Idea: **[insert idea]**

## 4. Rhyme-light version
**Prompt:**  
Rewrite this picture-book draft with a stronger read-aloud bounce, light rhyme, playful repetition, and better page-turn rhythm, but do not force every line into exact rhyme.

## 5. Full-rhyme version
**Prompt:**  
Rewrite this picture-book draft in clean child-friendly rhyme. Keep it readable, musical, and original. If a rhyme weakens the story, choose clarity first.

## 6. Visual punch-up
**Prompt:**  
Revise this story to create stronger illustration moments on every spread. Add clearer visual gags, props, gestures, setting details, and repeated motifs without making the text too dense.

## 7. Simpler younger-kid version
**Prompt:**  
Rewrite this story for a younger read-aloud audience. Use simpler language, shorter sentences, clearer repetition, and fewer complex turns.

## 8. Slightly older version
**Prompt:**  
Rewrite this story for early independent readers. Keep the whimsy, but add slightly richer vocabulary and one extra layer of cleverness.

## 9. Character sheet build
**Prompt:**  
Create a character sheet for the main lead of this picture-book idea. Include:
- concept
- visual identity
- personality
- key flaw
- emotional strength
- recurring gag
- illustration notes
- sequel potential

## 10. World sheet build
**Prompt:**  
Create a mini world bible for this story’s setting. Keep it simple, visual, and picture-book friendly. Include:
- location concept
- visual motifs
- rules of nonsense
- recurring background details
- future story potential

## 11. Illustration pack only
**Prompt:**  
Create a full illustration pack for this picture-book story:
- 1 cover prompt
- 1 prompt per spread
- 1 optional character reference sheet prompt
Keep the prompts clean, visual, and easy for an image model to follow.

## 12. Refrain finder
**Prompt:**  
Give me 15 repeated refrain ideas for this picture-book premise. They should be fun to say aloud and capable of changing meaning by the end.

## 13. Title finder
**Prompt:**  
Give me 20 title options for this picture-book idea. Make them memorable, playful, marketable, and easy to say aloud.

## 14. Series extension
**Prompt:**  
Turn this standalone picture-book idea into a repeatable mini-series. Give me:
- series title options
- recurring lead
- recurring setting
- 10 future book ideas
- recurring visual motifs
- repeated emotional promise

## 15. Story diagnosis
**Prompt:**  
Review this picture-book draft and tell me:
- where the read-aloud rhythm drags
- where the visuals are weak
- where the emotional payoff lands or fails
- which lines are worth keeping
- what to cut

## 16. Spread rebuilder
**Prompt:**  
Take this story and rebuild it into a cleaner 12-spread structure with stronger page turns and a clearer ending.
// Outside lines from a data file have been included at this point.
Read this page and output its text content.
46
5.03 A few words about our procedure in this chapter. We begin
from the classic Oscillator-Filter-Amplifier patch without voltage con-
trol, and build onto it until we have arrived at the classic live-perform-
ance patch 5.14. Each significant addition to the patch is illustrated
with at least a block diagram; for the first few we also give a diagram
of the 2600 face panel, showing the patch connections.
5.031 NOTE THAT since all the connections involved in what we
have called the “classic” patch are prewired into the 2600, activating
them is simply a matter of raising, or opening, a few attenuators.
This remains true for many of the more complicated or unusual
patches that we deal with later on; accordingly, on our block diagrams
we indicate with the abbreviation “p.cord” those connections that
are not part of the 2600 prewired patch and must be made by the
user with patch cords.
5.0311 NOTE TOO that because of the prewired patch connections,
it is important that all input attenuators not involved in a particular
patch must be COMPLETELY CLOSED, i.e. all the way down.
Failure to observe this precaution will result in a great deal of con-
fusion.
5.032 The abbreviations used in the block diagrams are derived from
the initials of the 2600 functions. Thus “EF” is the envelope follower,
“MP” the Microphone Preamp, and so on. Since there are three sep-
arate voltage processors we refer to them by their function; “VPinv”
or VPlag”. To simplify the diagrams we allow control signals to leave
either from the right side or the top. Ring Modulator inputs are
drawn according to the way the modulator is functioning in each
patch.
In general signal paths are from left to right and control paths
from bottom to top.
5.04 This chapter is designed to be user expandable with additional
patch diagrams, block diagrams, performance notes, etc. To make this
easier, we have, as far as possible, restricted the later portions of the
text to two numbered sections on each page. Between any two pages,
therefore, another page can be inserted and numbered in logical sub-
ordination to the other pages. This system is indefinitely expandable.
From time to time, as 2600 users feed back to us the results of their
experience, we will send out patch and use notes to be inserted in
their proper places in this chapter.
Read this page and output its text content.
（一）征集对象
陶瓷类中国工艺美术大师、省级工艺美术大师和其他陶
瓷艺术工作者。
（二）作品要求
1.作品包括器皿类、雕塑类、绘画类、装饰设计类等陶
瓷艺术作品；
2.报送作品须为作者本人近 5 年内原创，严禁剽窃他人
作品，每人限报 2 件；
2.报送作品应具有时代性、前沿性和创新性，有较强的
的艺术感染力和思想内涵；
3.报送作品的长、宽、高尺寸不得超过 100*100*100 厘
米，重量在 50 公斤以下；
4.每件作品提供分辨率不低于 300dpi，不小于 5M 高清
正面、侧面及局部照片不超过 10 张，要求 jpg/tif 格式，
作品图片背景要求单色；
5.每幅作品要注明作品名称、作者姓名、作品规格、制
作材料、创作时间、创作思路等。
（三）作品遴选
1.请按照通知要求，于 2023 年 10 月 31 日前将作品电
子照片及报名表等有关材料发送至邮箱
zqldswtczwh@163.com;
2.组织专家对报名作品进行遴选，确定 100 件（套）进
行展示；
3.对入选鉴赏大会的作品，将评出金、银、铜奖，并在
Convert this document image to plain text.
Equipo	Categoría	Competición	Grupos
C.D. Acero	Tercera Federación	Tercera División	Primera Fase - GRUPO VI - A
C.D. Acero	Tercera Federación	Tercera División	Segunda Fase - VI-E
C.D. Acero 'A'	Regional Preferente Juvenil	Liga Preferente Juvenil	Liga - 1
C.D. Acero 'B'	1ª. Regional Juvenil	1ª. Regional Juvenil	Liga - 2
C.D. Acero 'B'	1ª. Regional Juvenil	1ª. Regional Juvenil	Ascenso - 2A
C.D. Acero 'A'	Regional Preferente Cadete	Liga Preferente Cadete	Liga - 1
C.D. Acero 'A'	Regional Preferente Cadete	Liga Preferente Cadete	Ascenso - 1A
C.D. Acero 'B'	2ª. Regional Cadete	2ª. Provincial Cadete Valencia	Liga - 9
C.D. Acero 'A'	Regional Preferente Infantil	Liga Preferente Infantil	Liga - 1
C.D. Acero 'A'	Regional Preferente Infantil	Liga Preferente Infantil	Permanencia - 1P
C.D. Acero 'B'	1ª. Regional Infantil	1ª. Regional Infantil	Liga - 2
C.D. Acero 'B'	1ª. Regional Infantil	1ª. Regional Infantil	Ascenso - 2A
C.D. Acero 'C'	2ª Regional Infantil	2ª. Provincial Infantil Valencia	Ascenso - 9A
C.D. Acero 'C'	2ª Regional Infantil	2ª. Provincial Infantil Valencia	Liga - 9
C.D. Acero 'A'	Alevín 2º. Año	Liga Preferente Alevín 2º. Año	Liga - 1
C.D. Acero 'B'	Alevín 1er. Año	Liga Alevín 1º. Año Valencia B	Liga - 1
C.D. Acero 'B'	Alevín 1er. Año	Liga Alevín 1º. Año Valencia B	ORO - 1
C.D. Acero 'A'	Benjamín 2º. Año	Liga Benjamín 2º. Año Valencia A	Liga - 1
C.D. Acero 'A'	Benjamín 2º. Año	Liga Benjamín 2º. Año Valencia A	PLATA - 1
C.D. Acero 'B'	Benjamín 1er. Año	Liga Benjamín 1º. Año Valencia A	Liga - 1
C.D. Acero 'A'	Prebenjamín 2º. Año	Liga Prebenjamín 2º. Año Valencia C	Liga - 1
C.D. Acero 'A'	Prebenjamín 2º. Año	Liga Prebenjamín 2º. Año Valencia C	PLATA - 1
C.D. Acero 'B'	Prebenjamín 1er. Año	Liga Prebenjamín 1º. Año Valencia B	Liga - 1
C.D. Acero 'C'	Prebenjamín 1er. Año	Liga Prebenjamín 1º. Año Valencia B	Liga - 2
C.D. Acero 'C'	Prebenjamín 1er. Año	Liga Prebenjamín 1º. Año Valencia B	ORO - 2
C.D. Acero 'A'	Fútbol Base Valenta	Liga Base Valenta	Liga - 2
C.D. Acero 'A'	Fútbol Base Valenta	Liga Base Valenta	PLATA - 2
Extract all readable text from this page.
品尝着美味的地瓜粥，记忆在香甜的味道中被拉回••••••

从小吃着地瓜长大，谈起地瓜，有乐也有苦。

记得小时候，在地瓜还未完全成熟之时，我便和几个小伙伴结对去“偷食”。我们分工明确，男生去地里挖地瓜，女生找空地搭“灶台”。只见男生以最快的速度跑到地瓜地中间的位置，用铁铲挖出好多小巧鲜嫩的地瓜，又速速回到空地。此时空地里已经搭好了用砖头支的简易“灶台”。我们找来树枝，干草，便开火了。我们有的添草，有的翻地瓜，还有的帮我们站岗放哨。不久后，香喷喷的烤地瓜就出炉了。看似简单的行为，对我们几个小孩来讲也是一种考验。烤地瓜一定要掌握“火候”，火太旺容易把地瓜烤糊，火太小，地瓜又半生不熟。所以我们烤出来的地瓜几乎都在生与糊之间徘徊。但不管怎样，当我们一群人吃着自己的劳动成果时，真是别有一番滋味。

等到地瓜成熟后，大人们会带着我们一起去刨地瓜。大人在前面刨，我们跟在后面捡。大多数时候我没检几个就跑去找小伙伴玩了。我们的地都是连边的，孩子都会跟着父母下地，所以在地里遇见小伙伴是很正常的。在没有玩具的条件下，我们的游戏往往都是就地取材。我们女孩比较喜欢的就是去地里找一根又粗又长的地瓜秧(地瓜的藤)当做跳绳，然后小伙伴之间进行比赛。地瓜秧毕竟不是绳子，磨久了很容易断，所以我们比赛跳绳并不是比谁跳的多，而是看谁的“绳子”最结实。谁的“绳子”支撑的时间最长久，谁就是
## 17. Image-first drafting mode
**Prompt:**  
Build this story from the pictures outward. First give me 10 spread image ideas, then write the text to match them.

## 18. Productive weirdness mode
**Prompt:**  
Take this simple idea and make it stranger, funnier, and more visually inventive, but keep the story clear enough for ages 3–7.

## 19. Read-aloud polish
**Prompt:**  
Polish this draft for live read-aloud use. Improve rhythm, repetition, and performance energy. Remove any lines that trip the tongue.

## 20. Minimal-text mode
**Prompt:**  
Rewrite this as a very sparse picture book with short text and strong visual dependence. Keep only the most essential, memorable lines.

## Good reminder prompt
**Prompt:**  
Before writing, restate the active rules for this project in 10 bullets: short compact storybook scale, image-heavy design, original whimsical tone, strong read-aloud flow, simple emotional core, clear spread structure, repeated phrase use when useful, child-safe content, visual-first scene design, and no direct imitation of existing authors.